In the egg section of the grocery store you’ll see egg cartons prominently touting that the chickens laying those eggs had “100 percent vegetarian feed”. That should actually be nothing to crow about. (I had to.)
From The Washington Post:
Chickens on an unsupplemented vegetarian diet typically fall short of an essential protein-based amino acid known as methionine, and without it, they fall ill. Worse, the birds will also turn on each other, pecking at each other in search of nutrients, and these incidents can escalate into a henhouse bloodbath, farmers say.
“They’re really like little raptors – they want meat,” said Blake Alexandre, the owner of a 30,000 chicken operation in far northern California that keeps its birds on pasture. “The idea that they ought to be vegetarians is ridiculous.”
Nature should be our default. It’s in the nature of a chicken, thanks to millions of years of evolution, to roam and forage for food and to be an omnivore, to eat bugs and other small critters. When we take a chicken out of nature and force our notion of a healthy chicken diet on it, it seems obvious that things can go awry, for the chicken and for those eating its eggs.

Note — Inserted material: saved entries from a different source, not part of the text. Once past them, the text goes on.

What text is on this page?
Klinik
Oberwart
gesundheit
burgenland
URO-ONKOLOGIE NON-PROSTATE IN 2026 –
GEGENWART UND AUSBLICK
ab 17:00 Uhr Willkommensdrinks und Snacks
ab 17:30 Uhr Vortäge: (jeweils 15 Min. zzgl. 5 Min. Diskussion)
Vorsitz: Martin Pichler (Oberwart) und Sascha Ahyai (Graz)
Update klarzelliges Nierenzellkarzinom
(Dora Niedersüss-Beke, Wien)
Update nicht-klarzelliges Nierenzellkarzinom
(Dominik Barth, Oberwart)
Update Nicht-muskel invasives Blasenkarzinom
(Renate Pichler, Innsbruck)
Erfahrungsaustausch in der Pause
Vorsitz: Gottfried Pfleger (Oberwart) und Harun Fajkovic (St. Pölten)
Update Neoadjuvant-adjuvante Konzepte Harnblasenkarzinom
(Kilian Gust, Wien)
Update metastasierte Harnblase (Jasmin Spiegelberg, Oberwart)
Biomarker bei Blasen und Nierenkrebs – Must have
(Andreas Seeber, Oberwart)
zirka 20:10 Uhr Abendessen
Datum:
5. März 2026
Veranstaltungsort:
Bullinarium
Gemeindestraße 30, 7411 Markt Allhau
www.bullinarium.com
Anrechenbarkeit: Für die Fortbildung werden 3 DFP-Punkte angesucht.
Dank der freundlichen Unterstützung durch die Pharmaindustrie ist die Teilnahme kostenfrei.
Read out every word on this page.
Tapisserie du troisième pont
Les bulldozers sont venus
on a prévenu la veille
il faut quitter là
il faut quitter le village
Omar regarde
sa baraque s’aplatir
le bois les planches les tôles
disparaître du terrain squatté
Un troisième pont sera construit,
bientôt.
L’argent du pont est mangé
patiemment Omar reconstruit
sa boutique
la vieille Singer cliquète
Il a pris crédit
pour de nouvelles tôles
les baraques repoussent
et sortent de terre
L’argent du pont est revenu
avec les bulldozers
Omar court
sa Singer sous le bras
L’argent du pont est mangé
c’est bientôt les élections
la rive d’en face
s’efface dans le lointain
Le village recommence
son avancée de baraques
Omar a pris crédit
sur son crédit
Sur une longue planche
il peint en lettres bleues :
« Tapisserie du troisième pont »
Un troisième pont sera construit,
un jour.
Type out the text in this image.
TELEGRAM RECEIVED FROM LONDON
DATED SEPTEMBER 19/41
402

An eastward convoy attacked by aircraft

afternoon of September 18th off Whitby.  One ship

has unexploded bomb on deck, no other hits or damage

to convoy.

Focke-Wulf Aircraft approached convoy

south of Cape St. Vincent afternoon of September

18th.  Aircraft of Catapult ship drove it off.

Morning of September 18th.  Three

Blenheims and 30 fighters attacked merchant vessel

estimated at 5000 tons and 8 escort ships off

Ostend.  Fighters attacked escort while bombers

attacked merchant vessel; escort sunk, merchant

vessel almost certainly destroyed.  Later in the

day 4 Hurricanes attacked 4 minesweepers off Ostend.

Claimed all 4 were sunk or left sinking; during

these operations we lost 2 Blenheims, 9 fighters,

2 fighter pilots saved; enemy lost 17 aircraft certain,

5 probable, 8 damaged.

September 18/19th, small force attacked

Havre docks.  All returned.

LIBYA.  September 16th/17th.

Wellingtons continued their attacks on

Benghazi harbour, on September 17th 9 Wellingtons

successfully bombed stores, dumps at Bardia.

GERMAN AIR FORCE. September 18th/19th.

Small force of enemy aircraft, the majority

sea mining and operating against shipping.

I eat eggs almost every morning —scrambled, usually, occasionally fried or in omelets and sometimes, when I’m feeling fancy, in a fritata. And then there are deviled eggs which, in my opinion, rue their name and are one of the more heavenly food treats. (Use this delicious and nutritious avacado oil mayo, though, instead of the lousy industrial-oil-laden conventional mayo.)
Eggs are tasty and filling and are potentially a potent source of wholesome nutrition.
It turns out, though, that eggs from chickens that are pastured are a lot better for you as well as offering a better life for the chickens.
Pastured eggs certainly cost more than the factory farmed conventional standard. But I don’t mind paying $6 for a dozen instead of a dollar. At 50 cents per egg, that doesn’t seem unreasonable for a healthier meal for me and a better life for the chicken.